Schon heute bietet das Arbeitszeitgesetz „ausreichend Möglichkeiten für flexible Arbeitszeiten“, sagt IGBCE-Justiziar Peter Voigt. Das Gesetz ist voller Paragrafen, die Abweichungen und Ausnahmen regeln, etwa wenn in den Arbeitszeiten Bereitschaftsdienste enthalten sind. So gilt das generelle Verbot von Sonntagsarbeit nicht für Unternehmen der Energie- und Wasserversorgung, 3 um nur ein Beispiel der zahlreichen Regelungen zu nennen, die sich auf bestimmte Branchen oder bestimmte Tätigkeiten beziehen (etwa Arbeit im Krankenhaus). Prinzipiell sind schon heute Arbeitszeiten von 60 Stunden pro Woche möglich (sechs Arbeitstage à 10 Stunden), wenn die Zeiten entsprechend im vorgesehenen Zeitraum ausgeglichen werden. Die deutsche Regelung geht damit noch über die EU-Arbeitszeitrichtlinie hinaus, die maximal 48 Wochenarbeitsstunden vorsieht. 4

Was jetzt schon möglich ist tariflich

Wie erwähnt, findet das Direktionsrecht des Arbeitgebers seine Grenzen in tariflichen Bestimmungen. Und mit den Tarifverträgen der IGBCE ist schon heute eine Menge Flexibilität möglich und dazu noch vernünftig geregelt, sagt Dieter Bertges, Tarifexperte der IGBCE in Hannover.
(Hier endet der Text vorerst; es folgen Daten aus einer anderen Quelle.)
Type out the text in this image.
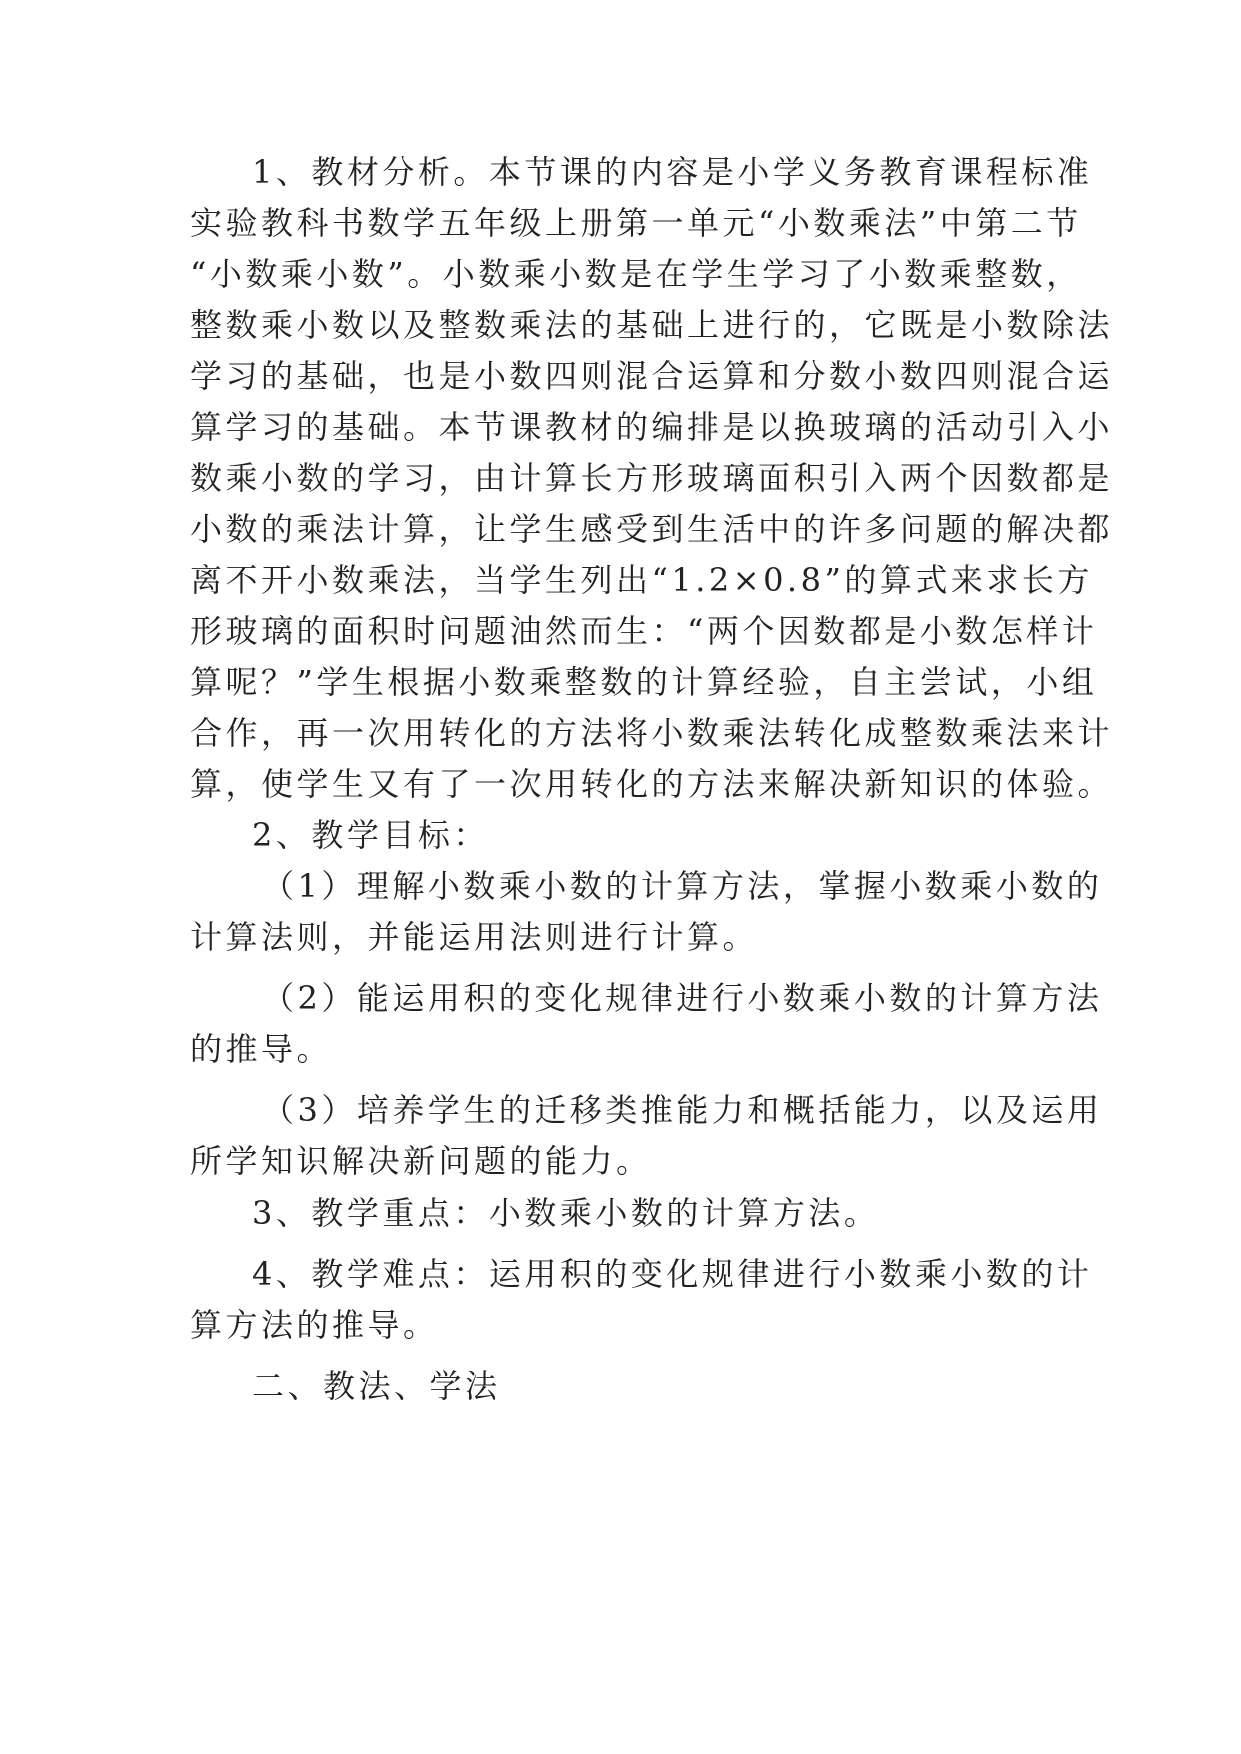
1、教材分析。本节课的内容是小学义务教育课程标准
实验教科书数学五年级上册第一单元“小数乘法”中第二节
“小数乘小数”。小数乘小数是在学生学习了小数乘整数，
整数乘小数以及整数乘法的基础上进行的，它既是小数除法
学习的基础，也是小数四则混合运算和分数小数四则混合运
算学习的基础。本节课教材的编排是以换玻璃的活动引入小
数乘小数的学习，由计算长方形玻璃面积引入两个因数都是
小数的乘法计算，让学生感受到生活中的许多问题的解决都
离不开小数乘法，当学生列出“1.2×0.8”的算式来求长方
形玻璃的面积时问题油然而生：“两个因数都是小数怎样计
算呢？”学生根据小数乘整数的计算经验，自主尝试，小组
合作，再一次用转化的方法将小数乘法转化成整数乘法来计
算，使学生又有了一次用转化的方法来解决新知识的体验。
2、教学目标：
（1）理解小数乘小数的计算方法，掌握小数乘小数的
计算法则，并能运用法则进行计算。
（2）能运用积的变化规律进行小数乘小数的计算方法
的推导。
（3）培养学生的迁移类推能力和概括能力，以及运用
所学知识解决新问题的能力。
3、教学重点：小数乘小数的计算方法。
4、教学难点：运用积的变化规律进行小数乘小数的计
算方法的推导。
二、教法、学法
Das Paradebeispiel sei die Erweiterung des Ausgleichszeitraums für längere tägliche Arbeitszeiten von sechs auf zwölf Monate. Eine solche Erweiterung ist laut Arbeitszeitgesetz nur aufgrund eines Tarifvertrags möglich. „Die zwölf Monate stehen in nahezu allen unseren Tarifverträgen“, sagt Bertges.
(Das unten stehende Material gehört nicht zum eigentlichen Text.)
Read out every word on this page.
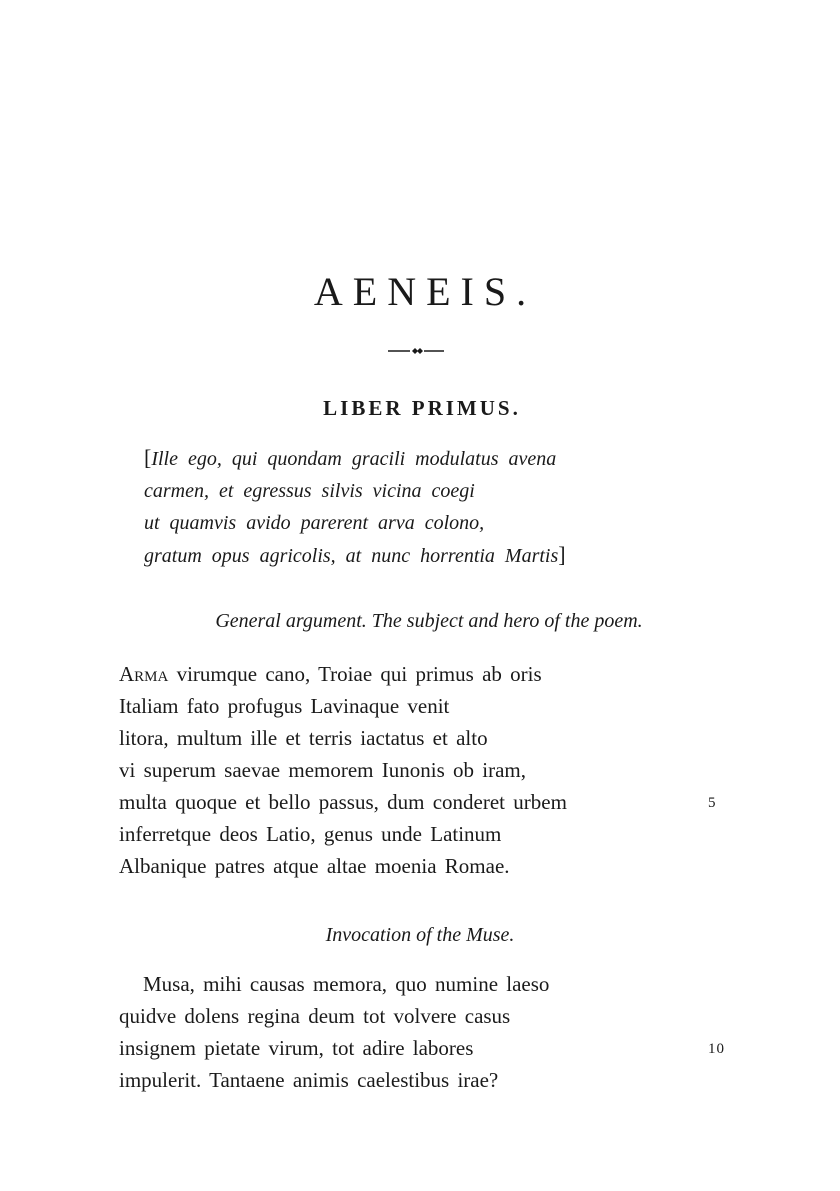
AENEIS.
LIBER PRIMUS.
[Ille ego, qui quondam gracili modulatus avena
carmen, et egressus silvis vicina coegi
ut quamvis avido parerent arva colono,
gratum opus agricolis, at nunc horrentia Martis]
General argument. The subject and hero of the poem.
Arma virumque cano, Troiae qui primus ab oris
Italiam fato profugus Lavinaque venit
litora, multum ille et terris iactatus et alto
vi superum saevae memorem Iunonis ob iram,
multa quoque et bello passus, dum conderet urbem	5
inferretque deos Latio, genus unde Latinum
Albanique patres atque altae moenia Romae.
Invocation of the Muse.
Musa, mihi causas memora, quo numine laeso
quidve dolens regina deum tot volvere casus
insignem pietate virum, tot adire labores	10
impulerit. Tantaene animis caelestibus irae?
Auch 12-Stunden-Schichten sind zum Beispiel in der Chemieindustrie schon heute in bestimmten Fällen per Tarifvertrag möglich, etwa bei Sonntagsarbeit. Bedingung ist hier, dass dadurch zusätzliche Freischichten am Sonntag erreicht werden. Zeiten oberhalb von zehn Stunden täglich sind in der Chemieindustrie an Werktagen möglich, wenn sichergestellt ist, dass von diesen langen Arbeitszeiten ein ausreichend großer Anteil als Arbeitsbereitschaft gilt, als Faustregel gilt ein Mindestanteil von 25 Prozent. Arbeitsbereitschaft ist eine Tätigkeit, bei der Beschäftigte „nichts tun, aber wach sind und jederzeit eingreifen könnten“, so umschreibt es IGBCE-Fachmann Bertges.
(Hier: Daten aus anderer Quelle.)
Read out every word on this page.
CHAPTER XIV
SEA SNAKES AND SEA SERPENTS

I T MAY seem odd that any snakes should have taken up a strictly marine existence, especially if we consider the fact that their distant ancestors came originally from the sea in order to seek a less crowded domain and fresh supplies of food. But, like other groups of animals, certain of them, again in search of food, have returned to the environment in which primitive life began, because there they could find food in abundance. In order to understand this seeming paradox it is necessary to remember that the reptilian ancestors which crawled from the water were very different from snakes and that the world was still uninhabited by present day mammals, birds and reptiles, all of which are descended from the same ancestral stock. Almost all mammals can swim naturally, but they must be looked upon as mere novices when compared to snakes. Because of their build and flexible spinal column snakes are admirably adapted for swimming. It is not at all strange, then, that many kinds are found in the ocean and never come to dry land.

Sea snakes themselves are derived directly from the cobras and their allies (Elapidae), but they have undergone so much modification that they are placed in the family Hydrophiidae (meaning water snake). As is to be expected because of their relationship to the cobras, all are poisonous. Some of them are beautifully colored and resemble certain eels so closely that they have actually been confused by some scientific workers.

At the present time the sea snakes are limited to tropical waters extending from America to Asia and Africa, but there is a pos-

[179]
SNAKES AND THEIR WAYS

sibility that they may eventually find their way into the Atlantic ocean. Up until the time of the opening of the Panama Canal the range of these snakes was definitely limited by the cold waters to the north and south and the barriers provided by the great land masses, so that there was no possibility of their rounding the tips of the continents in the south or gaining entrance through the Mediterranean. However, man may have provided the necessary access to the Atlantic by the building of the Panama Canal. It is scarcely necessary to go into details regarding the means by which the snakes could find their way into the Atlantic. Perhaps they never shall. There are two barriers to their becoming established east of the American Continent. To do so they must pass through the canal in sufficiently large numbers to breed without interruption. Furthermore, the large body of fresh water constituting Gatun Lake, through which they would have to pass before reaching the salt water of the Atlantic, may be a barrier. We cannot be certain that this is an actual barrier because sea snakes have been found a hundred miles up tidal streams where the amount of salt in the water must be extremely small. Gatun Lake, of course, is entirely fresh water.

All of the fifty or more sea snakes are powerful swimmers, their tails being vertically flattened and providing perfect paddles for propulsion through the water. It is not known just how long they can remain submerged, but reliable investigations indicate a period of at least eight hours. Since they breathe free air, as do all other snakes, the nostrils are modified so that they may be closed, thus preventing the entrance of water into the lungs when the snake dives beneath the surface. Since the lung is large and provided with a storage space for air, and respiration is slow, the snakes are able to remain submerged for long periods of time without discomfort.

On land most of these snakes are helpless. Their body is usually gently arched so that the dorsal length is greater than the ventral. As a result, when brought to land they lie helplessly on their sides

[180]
Selbst 24-Stunden-Schichten sind laut Tarifvertrag heute schon möglich, und zwar für die Angehörigen der Werksfeuerwehren und für Sanitätspersonal, wobei gilt: Die ersten acht Stunden sind normale Tätigkeit, die zweiten sind Arbeitsbereitschaft, die dritten sind Bereitschaftsruhe (also die Möglichkeit zu schlafen). 5

Der Vorteil von tariflichen Regelungen: Sie kommen eben nicht nur den Arbeitgebern zugute, sondern auch den Beschäftigten, etwa durch Zulagen. So ist unter Schichtbeschäftigten eine Regelung besonders beliebt, die die IGBCE ebenfalls per Tarifvertrag festgeschrieben hat: die Möglichkeit von über die Schicht verteilten Kurzpausen (statt der vorgesehenen halben Stunde je Acht-Stunden-Schicht). Diese Kurzpausen von mindestens drei Minuten nämlich gelten als Arbeitszeit und werden voll bezahlt, und zwar auch während des Urlaubs oder bei Krankheit.

Fazit

Die Vorstellungen, die in der Bundesregierung derzeit diskutiert werden, sind reichlich unausgegoren. Flexible Wochenarbeitszeiten mögen etwa für Bürobeschäftigte sinnvoll sein, die mithilfe von Homeoffice ihre Arbeit erledigen wollen – und auch das ist nur eine kleine Gruppe von Beschäftigten. Generell droht eine weitere Entgrenzung der Arbeitszeiten. Für Produktionsbeschäftigte sind regelmäßige 10- oder 12-Stunden-Schichten ohnehin eine Horrorvorstellung. Schon heute gibt es genügend Möglichkeiten, Arbeitszeit flexibel zu gestalten. Der Königsweg hierzu ist eine tarifliche Lösung, wie sie im Organisationsbereich der IGBCE seit Jahren gelebt wird. Hier gilt das Prinzip: keine Leistung ohne Gegenleistung. Sollen Arbeitszeitregeln reformiert werden, dann wird es darauf ankommen, dass Beschäftigte mehr Arbeitszeitsouveränität erhalten.